Lake Mead, behind Hoover Dam, is downstream from Lake Powell, which is a reservoir built to back up Mead, and Diamond Valley Lake was also completed recently for emergency water storage. All of these are being drawn down, with Mead being the foremost indicator of the systemic loss of capacity.
The southwest has suffered the sharpest temperature increase in North America over the last decade, with a rapidly diminishing snow pack, loss of vegetation, expansion of forest pests, and rampant wildfires. And yet the demands for regional growth continue unabated.
The extreme climate events of this summer, known as "Global Wierding" is being reported widely throughout the press. The impact of this on food and water supplies all over the world are going to be devastating, particularly since populations are already stressing their resources. Many people sense a real danger point approaching, as these events wipe out entire regional sources of food and water.

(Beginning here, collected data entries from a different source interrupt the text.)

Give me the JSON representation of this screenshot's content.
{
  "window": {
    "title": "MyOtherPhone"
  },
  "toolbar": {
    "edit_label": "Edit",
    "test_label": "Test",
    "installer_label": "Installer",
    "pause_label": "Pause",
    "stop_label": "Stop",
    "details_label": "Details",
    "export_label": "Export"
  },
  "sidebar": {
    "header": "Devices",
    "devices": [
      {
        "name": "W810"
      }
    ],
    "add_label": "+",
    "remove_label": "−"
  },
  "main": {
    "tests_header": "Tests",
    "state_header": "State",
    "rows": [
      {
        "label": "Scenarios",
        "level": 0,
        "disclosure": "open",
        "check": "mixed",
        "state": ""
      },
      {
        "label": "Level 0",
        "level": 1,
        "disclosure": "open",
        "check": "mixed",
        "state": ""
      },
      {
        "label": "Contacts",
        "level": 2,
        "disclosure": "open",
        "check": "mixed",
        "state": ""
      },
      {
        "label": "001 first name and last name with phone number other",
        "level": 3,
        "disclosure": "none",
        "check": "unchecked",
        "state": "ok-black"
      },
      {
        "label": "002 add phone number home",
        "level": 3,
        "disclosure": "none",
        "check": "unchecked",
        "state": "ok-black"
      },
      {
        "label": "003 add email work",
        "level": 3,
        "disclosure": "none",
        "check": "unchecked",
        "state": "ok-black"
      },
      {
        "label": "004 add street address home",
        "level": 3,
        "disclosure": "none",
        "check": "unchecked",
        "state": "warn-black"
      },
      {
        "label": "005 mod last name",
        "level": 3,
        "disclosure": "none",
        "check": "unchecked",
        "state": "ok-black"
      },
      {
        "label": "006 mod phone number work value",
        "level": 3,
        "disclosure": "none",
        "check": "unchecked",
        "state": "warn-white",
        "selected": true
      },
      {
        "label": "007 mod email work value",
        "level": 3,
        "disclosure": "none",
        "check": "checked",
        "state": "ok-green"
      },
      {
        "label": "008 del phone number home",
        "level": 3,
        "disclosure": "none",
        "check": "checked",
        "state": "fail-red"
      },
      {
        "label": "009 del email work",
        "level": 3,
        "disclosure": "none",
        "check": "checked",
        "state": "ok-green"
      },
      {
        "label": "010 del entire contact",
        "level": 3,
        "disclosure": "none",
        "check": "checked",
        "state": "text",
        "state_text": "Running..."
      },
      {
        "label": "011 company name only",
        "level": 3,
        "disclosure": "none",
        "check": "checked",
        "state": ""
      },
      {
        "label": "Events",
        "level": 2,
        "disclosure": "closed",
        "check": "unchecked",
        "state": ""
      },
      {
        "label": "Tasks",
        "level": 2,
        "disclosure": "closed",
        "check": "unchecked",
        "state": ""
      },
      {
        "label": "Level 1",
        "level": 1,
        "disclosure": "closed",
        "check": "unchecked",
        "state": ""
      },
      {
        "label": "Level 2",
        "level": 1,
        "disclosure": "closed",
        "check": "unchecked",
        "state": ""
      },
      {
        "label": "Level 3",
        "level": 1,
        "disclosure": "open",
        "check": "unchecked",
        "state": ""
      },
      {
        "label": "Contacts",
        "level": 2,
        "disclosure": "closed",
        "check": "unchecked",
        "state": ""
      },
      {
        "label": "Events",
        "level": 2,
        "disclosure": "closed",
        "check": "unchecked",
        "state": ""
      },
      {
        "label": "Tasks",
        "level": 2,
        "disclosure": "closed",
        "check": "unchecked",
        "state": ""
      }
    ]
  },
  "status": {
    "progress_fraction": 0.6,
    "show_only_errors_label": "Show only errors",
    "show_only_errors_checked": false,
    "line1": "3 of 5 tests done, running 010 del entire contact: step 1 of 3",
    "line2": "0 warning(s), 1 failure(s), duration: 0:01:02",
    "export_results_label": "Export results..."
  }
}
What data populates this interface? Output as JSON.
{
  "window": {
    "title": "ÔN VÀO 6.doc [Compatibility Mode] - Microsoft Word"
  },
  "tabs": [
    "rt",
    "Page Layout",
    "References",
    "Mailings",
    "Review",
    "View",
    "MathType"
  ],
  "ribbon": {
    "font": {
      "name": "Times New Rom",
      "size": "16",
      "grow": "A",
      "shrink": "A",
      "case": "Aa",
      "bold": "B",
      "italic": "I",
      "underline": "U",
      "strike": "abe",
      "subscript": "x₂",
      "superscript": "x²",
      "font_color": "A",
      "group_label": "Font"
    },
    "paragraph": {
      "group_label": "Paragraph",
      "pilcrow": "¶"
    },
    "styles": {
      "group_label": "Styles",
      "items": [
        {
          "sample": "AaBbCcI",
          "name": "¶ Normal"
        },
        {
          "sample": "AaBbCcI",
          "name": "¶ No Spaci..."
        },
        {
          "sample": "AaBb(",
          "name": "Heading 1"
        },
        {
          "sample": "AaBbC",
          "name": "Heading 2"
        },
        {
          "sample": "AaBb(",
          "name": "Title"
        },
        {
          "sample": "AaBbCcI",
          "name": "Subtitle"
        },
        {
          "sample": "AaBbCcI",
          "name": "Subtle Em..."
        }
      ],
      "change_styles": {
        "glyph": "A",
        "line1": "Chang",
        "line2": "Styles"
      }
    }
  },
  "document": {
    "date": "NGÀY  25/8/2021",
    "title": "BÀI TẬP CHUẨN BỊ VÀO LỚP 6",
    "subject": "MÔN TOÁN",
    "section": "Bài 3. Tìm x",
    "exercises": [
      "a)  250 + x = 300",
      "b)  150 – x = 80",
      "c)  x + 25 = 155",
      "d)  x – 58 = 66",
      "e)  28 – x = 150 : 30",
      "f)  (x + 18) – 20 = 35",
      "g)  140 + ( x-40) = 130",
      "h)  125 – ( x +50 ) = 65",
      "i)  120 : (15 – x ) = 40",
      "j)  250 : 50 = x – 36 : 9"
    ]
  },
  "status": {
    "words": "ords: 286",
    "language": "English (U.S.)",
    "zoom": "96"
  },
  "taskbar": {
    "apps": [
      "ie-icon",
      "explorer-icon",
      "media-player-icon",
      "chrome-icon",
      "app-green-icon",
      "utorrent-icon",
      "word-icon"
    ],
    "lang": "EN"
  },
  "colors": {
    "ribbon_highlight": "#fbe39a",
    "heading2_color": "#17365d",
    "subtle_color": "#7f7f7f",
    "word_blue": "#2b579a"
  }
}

The environmental equation is tipping to a severe imbalance of natural resources and processes that provided the habitability that humanity has always taken for granted.
Partly, it's because we've treated everything as a problem in mechanics instead of systems that require replenishment and limitations on the extractions that our civilization makes from the land and the ocean. A good example of this systemic process is here in the Chance of Rain blog, with a link to the USGS database.
The best place to intimately understand this is right in our Grand Canyon, where fragile life survives in the great caverns carved by the river over the eons. What happens when the flow finally stops?